This weekend I was helping with a construction project and at one point, I was cutting some drywall with a hand saw. (Which is pretty amusing because carpentry is not one of my strengths.)

As I worked, I noticed that the more force I used, the harder it was to cut the drywall. The saw’s teeth dug into the material, which made for slow, jerky progress. But when I applied light pressure, the blade glided along smoothly, resulting in faster progress with less effort.

The same principle holds true for sales. The more pressure we put on our prospects, the more they resist. The harder we push them, the harder they push back.

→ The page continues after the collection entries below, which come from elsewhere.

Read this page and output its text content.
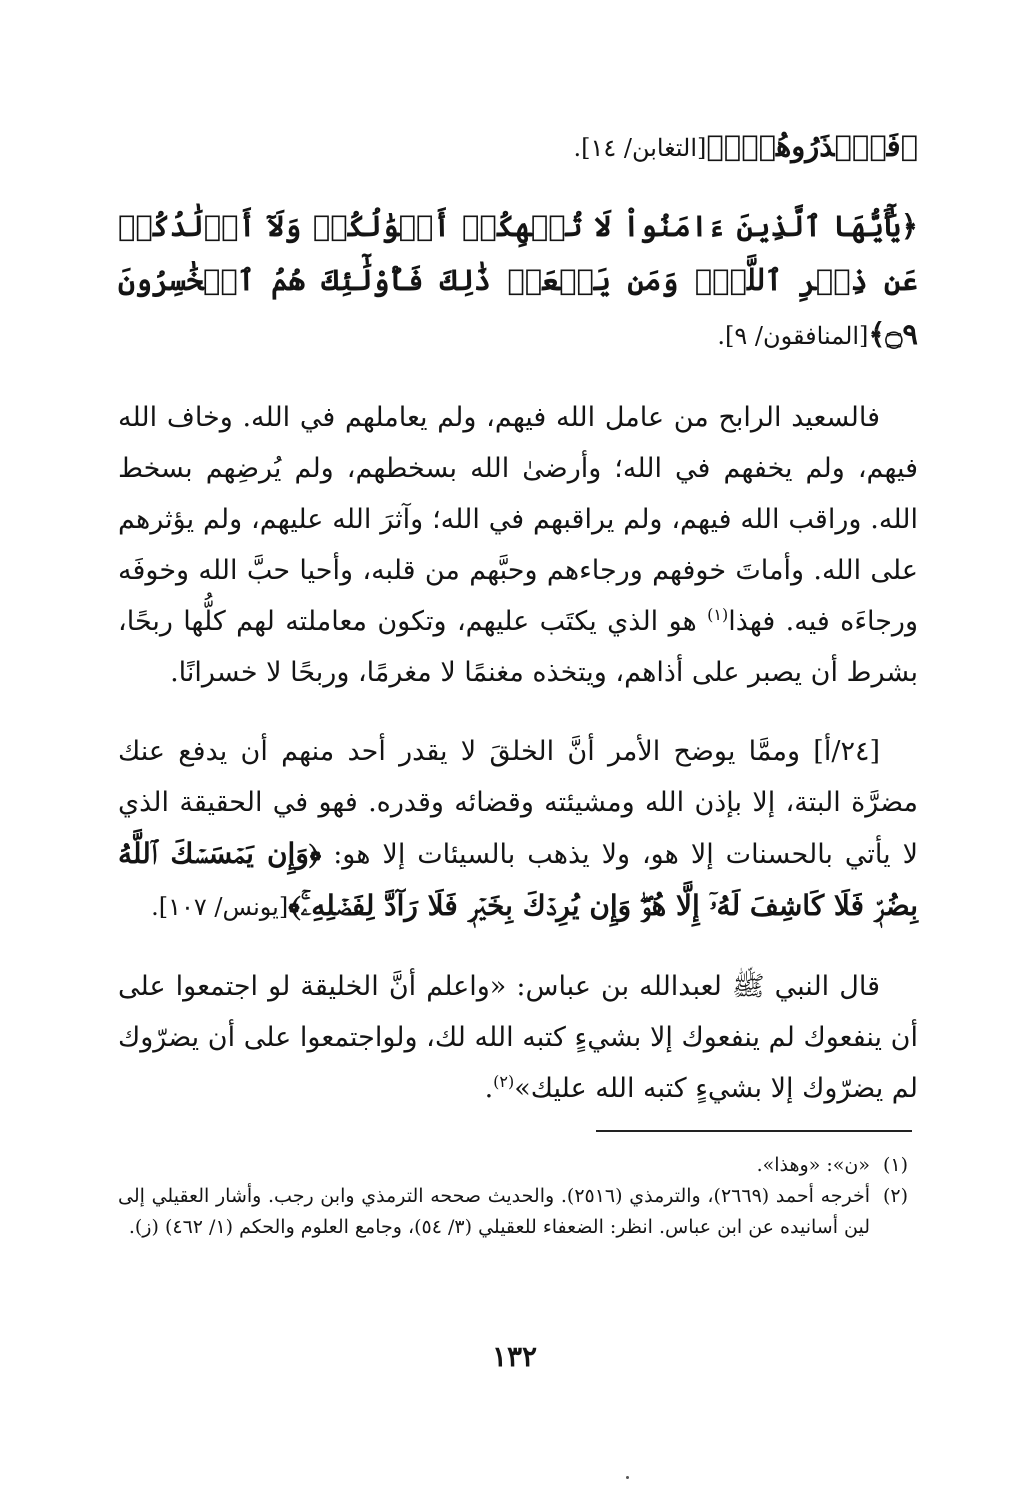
﴿فَٱحۡذَرُوهُمۡۚ﴾[التغابن/ ١٤].

﴿يَٰٓأَيُّهَا ٱلَّذِينَ ءَامَنُواْ لَا تُلۡهِكُمۡ أَمۡوَٰلُكُمۡ وَلَآ أَوۡلَٰدُكُمۡ عَن ذِكۡرِ ٱللَّهِۚ وَمَن يَفۡعَلۡ ذَٰلِكَ فَأُوْلَٰٓئِكَ هُمُ ٱلۡخَٰسِرُونَ ۝٩﴾[المنافقون/ ٩].

فالسعيد الرابح من عامل الله فيهم، ولم يعاملهم في الله. وخاف الله فيهم، ولم يخفهم في الله؛ وأرضىٰ الله بسخطهم، ولم يُرضِهم بسخط الله. وراقب الله فيهم، ولم يراقبهم في الله؛ وآثرَ الله عليهم، ولم يؤثرهم على الله. وأماتَ خوفهم ورجاءهم وحبَّهم من قلبه، وأحيا حبَّ الله وخوفَه ورجاءَه فيه. فهذا$^{(١)}$ هو الذي يكتَب عليهم، وتكون معاملته لهم كلُّها ربحًا، بشرط أن يصبر على أذاهم، ويتخذه مغنمًا لا مغرمًا، وربحًا لا خسرانًا.

[٢٤/أ] وممَّا يوضح الأمر أنَّ الخلقَ لا يقدر أحد منهم أن يدفع عنك مضرَّة البتة، إلا بإذن الله ومشيئته وقضائه وقدره. فهو في الحقيقة الذي لا يأتي بالحسنات إلا هو، ولا يذهب بالسيئات إلا هو: ﴿وَإِن يَمۡسَسۡكَ ٱللَّهُ بِضُرّٖ فَلَا كَاشِفَ لَهُۥٓ إِلَّا هُوَۖ وَإِن يُرِدۡكَ بِخَيۡرٖ فَلَا رَآدَّ لِفَضۡلِهِۦۚ﴾[يونس/ ١٠٧].

قال النبي ﷺ لعبدالله بن عباس: «واعلم أنَّ الخليقة لو اجتمعوا على أن ينفعوك لم ينفعوك إلا بشيءٍ كتبه الله لك، ولواجتمعوا على أن يضرّوك لم يضرّوك إلا بشيءٍ كتبه الله عليك»$^{(٢)}$.

(١)
«ن»: «وهذا».
(٢)
أخرجه أحمد (٢٦٦٩)، والترمذي (٢٥١٦). والحديث صححه الترمذي وابن رجب. وأشار العقيلي إلى لين أسانيده عن ابن عباس. انظر: الضعفاء للعقيلي (٣/ ٥٤)، وجامع العلوم والحكم (١/ ٤٦٢) (ز).
١٣٢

The days of high-pressure selling are over. Customers today simply won’t stand for it. Nobody wants to be pressured into making a decision, especially if they’re not ready. If we push too hard, they’ll just go somewhere else.

I’m not saying you should never apply any pressure whatsoever. Left to their own devices, prospects will often avoid making a decision if they can for any number of reasons:
• They’re not sure it’s the right decision.
• They want to see if the price will drop.
• It’s not a priority for them at the moment.
• They’re not sure they can afford it.

So you have to apply some pressure. (That board’s not gonna cut itself.) But only a little. Just enough to help them overcome the obstacles that are holding them back from making a decision that’s in their best interest. You want to guide them, not push them.

Whether you’re sawing or selling, when you use a light touch, you’ll get better results.